Adaptive Server 15.7 SP100 introduces a query plan optimization feature, bloom filtering, which improves join performance.

A bloom filter provides early filtering of rows that cannot be joined before they would reach the join operator. Bloom filter is considered only when one child of the join operator must materialize its derived table before the other child is opened. The materializing child is called the build side. The bloom filter uses a bit array to represent qualifying join key values from the build side. The join then pushes the bit array to the other side, called the probe side. The probe side then uses the bit array to test whether a row, with certain join key values, might match the build side values. If not, the row is filtered from further processing. Bloom filter provides a low-cost approach for eliminating rows before they participate in a full join algorithm.

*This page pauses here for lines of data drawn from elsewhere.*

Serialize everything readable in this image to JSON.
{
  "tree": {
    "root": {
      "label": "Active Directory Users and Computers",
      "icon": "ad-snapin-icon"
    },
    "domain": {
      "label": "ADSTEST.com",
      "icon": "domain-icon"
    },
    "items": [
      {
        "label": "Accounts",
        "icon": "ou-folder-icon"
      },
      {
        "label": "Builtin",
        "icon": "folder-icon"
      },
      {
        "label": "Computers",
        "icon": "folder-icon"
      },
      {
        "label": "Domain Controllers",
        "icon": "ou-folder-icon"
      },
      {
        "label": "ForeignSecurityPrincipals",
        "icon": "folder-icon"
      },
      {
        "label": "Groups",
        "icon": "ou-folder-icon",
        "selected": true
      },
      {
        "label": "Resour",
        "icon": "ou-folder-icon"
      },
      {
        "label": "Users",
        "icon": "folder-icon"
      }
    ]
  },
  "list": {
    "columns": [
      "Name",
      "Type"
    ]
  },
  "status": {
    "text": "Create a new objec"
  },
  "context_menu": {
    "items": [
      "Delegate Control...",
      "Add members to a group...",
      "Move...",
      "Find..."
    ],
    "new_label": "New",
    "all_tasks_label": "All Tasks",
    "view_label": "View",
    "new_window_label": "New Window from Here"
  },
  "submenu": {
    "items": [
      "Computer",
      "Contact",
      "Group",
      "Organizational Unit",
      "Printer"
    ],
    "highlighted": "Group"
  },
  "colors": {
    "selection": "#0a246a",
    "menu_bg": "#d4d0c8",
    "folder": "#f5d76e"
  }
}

In Adaptive Server, bloom filtering is implemented for hash joins, sort merge joins, and reformatting based nested loop joins. It is applicable only to equi-joins. For hash joins, the build side is part of the hash join itself. For sort merge joins, the build side is the left side sort operator. For reformatting based nested loop joins, the build side is the insert operator for the worktable index creation. Bloom filtering has an added CPU cost when it builds and probes the bit array. The optimizer uses bloom filtering in the final plan if doing so is estimated to reduce the total cost of the join.

The bloom filter is enabled only when optimization criteria join_bloom_filter is on. The join_bloom_filter is on by default under the allrows_dss optimization goal when the optimization level is set to match the 15.7 SP100 or later, as in ase_current.

To view all available current optimizer settings, enter:

sp_options "show"

The memory cost of the bit array has an upper bound of about 512K bytes for the bit array of each bloom filter during execution. For most scenarios, memory cost less than 16K.

The performance of bloom filtering mostly benefits large joins. Test results for query execution elapse time in Adaptive Server with bloom filters have shown reductions of 15% to 60%. The added overhead to the plan execution is often very small. The benefits also vary depending on the datatypes of the join key columns. Integer datatypes show the best potential performance gain, while unichar and univarchar datatypes show less.